It is a very ancient reverend practice of the Christians, the pilgrimage to the All Holy Tomb of Christ and the Holy Land. From desire and piety with great toil, sacrifices and dangers, many went, even once in their life time, to worship the places that Christ lived and walked.

They would go there prepared as much as possible, cleansed and confessed. Some would make a sacrifice by walking there. Others transferred money and blessings to the shrines as builders and workers. They worshiped at all the all holy shrines, were baptized in the river Jordan and would take with them the Holy Light and different blessed articles such as small crosses, shrouds, candles etc.

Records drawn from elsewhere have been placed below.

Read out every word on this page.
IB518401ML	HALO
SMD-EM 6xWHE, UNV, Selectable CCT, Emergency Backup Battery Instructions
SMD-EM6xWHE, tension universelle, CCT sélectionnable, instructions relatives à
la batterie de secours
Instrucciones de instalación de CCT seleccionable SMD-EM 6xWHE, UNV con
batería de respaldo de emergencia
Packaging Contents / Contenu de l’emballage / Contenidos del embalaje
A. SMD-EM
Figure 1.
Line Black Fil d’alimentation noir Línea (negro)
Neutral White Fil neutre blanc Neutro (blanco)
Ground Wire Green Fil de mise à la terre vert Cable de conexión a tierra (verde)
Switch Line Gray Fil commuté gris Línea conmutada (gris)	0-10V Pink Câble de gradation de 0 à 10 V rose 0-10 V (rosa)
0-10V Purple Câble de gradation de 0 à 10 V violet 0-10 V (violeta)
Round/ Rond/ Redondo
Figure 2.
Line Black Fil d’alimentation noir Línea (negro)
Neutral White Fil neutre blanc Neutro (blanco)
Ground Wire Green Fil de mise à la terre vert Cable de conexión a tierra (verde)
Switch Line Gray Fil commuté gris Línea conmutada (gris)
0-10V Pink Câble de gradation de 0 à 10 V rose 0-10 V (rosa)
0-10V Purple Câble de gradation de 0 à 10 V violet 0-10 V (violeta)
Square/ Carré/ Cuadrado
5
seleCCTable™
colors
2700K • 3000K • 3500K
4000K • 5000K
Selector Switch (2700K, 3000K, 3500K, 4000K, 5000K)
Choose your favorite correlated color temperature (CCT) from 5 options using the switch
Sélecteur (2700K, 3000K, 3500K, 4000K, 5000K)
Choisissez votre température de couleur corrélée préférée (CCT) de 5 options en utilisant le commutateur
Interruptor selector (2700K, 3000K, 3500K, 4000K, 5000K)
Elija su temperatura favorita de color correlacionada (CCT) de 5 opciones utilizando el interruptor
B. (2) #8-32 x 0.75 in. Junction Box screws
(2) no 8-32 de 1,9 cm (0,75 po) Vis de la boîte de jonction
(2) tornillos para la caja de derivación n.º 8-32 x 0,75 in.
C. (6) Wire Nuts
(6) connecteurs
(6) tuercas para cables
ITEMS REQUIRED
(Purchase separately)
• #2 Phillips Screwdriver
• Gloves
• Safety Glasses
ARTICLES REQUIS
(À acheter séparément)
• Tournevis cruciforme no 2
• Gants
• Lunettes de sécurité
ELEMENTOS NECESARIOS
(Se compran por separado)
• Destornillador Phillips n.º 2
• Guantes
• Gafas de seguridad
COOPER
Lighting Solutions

When they returned to their village, all the inhabitants with their priest would receive them at the outskirts of the village, peal the bells and with a procession they would accompany them to the Church. For the blessing of being found worthy to worship at the Holy Land, they would be accorded respect and would even change their name by adding to it the name "Hadgis". For example, John Hadgis. The rest of the family would also receive this name. The wife of Hadgis was called "Hadgerska" or "Hadgina". The priest commemorating the name of the Hadgis would also add to them the name "pilgrim". For example, "Hermione pilgrim"

The Hadgids with their pilgrimage would not only change their names but also their lives. They donated more to the Church by attending church more often and following her commandments more faithfully, such as fasting, prayers, confession and holy Communion and above all they were careful in being just. They strongly avoided injustice. Characteristically they avoided during their whole life in using weigh scales to weigh, to avoid erring when weighing. They would not even weigh their children. When others weighed something they would turn their heads away, so that they could not see, ignoring that they possibly could be short changed. In fact when selling weighed sacks of wheat, they would open them and add two handfuls of wheat extra. Or when they would buy something they always pay a bit more.

Once at a village, a coal vendor was passing by with his cart selling coal. Someone went to buy. The coal vendor then told him "You must weigh the coal because I am Hadgis and I do not weigh anything". The other one then replied, "I too do not weigh, for I am a Hadgis too". So they waited on the road until the first passerby weighed the coal.

The pilgrimage of the Hadgids showed their love and piety towards Christ, comprised a station in their life but at the same time was a starting point for a new and spiritual state. The remembrance of the pilgrimage preserved and sustained like oil in an oil lamp, their love for Christ and the All Holy Theotokos, for having been found worthy to worship the place They lived in and touched with Their holy feet.